Overview

(There is currently no Korean translation for this new version of the page).

Korean Hangul text is not processed well either by the whitespace-based word splitter used for Western languages or by the n-gram based splitter used for Chinese characters.

As of version 1.27 Recoll has support for using an external text analyzer for splitting Korean text into appropriate terms.

The initial implementation was based on the Konlpy Python package, which has support for several morpheme analyzers for Korean (Hannanum, Kkma, Komoran, Mecab, Twitter/Okt).

Testing with a kind Korean Recoll user finally led to choosing Mecab as default, as it seemed to present the best performance/quality compromise.

The current Recoll implementation retains the capability to work with konlpy, if you want to experiment with different analyzers, but the default setup is now to use python-mecab-ko, which is a direct interface to Mecab-ko and avoids the multiple Konlpy dependencies.

Mecab-ko is written in C++, unlike the others which are in Java.

The necessary modules are not bundled with the base Recoll installation. The installation steps for supporting Korean depend on the OS and are described further, for Linux and Windows.

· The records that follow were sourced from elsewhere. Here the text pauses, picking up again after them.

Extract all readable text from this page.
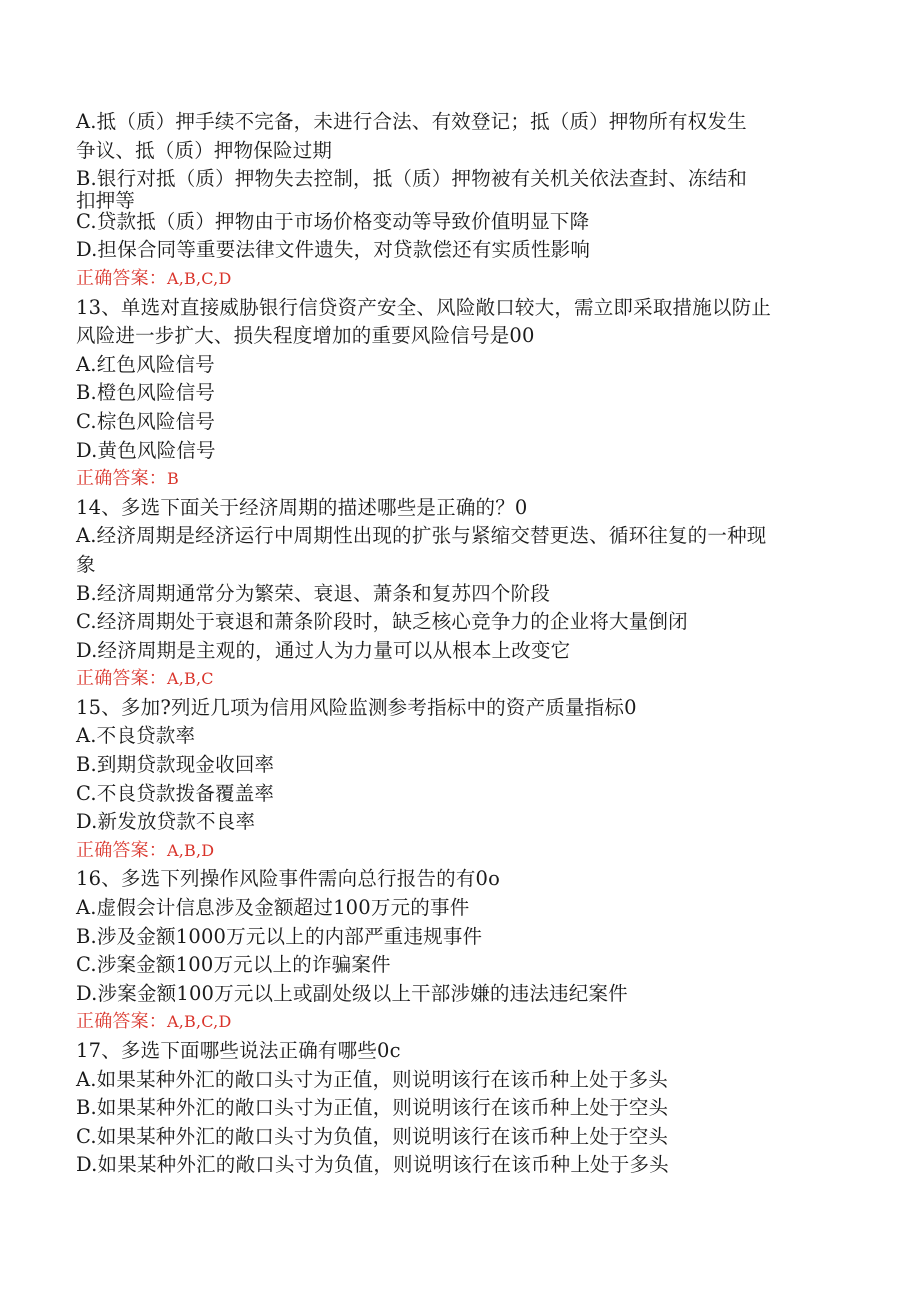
A.抵（质）押手续不完备，未进行合法、有效登记；抵（质）押物所有权发生
争议、抵（质）押物保险过期
B.银行对抵（质）押物失去控制，抵（质）押物被有关机关依法查封、冻结和
扣押等
C.贷款抵（质）押物由于市场价格变动等导致价值明显下降
D.担保合同等重要法律文件遗失，对贷款偿还有实质性影响
正确答案：A,B,C,D
13、单选对直接威胁银行信贷资产安全、风险敞口较大，需立即采取措施以防止
风险进一步扩大、损失程度增加的重要风险信号是00
A.红色风险信号
B.橙色风险信号
C.棕色风险信号
D.黄色风险信号
正确答案：B
14、多选下面关于经济周期的描述哪些是正确的？0
A.经济周期是经济运行中周期性出现的扩张与紧缩交替更迭、循环往复的一种现
象
B.经济周期通常分为繁荣、衰退、萧条和复苏四个阶段
C.经济周期处于衰退和萧条阶段时，缺乏核心竞争力的企业将大量倒闭
D.经济周期是主观的，通过人为力量可以从根本上改变它
正确答案：A,B,C
15、多加?列近几项为信用风险监测参考指标中的资产质量指标0
A.不良贷款率
B.到期贷款现金收回率
C.不良贷款拨备覆盖率
D.新发放贷款不良率
正确答案：A,B,D
16、多选下列操作风险事件需向总行报告的有0o
A.虚假会计信息涉及金额超过100万元的事件
B.涉及金额1000万元以上的内部严重违规事件
C.涉案金额100万元以上的诈骗案件
D.涉案金额100万元以上或副处级以上干部涉嫌的违法违纪案件
正确答案：A,B,C,D
17、多选下面哪些说法正确有哪些0c
A.如果某种外汇的敞口头寸为正值，则说明该行在该币种上处于多头
B.如果某种外汇的敞口头寸为正值，则说明该行在该币种上处于空头
C.如果某种外汇的敞口头寸为负值，则说明该行在该币种上处于空头
D.如果某种外汇的敞口头寸为负值，则说明该行在该币种上处于多头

Installing Mecab-ko and python-mecab-ko on Windows

The bundled Recoll Python installation comes with the pip utility, so you can just install the module from Pypi.

  • In a command window:

C:\Program Files\Recoll\Share\filters\python.exe -m pip install python-mecab-ko
  • Edit the Recoll index configuration file (default: C:\Users\[me]\Appdata\Local\Recoll\recoll.conf) with, e.g., Notepad, and add the following line:

hangultagger = Mecab
  • Reset the index.

The above pip command will in general install the mecab-related files under C:/users/[you]/Appdata/Roaming/Python/Python312/site-packages.

Installing python-mecab-ko on Linux

  • Just use your system Python and pip to install python-mecab-ko from Pypi

  • Edit recoll.conf as for Windows above

Done…​ Reset the index to get the new Korean terms.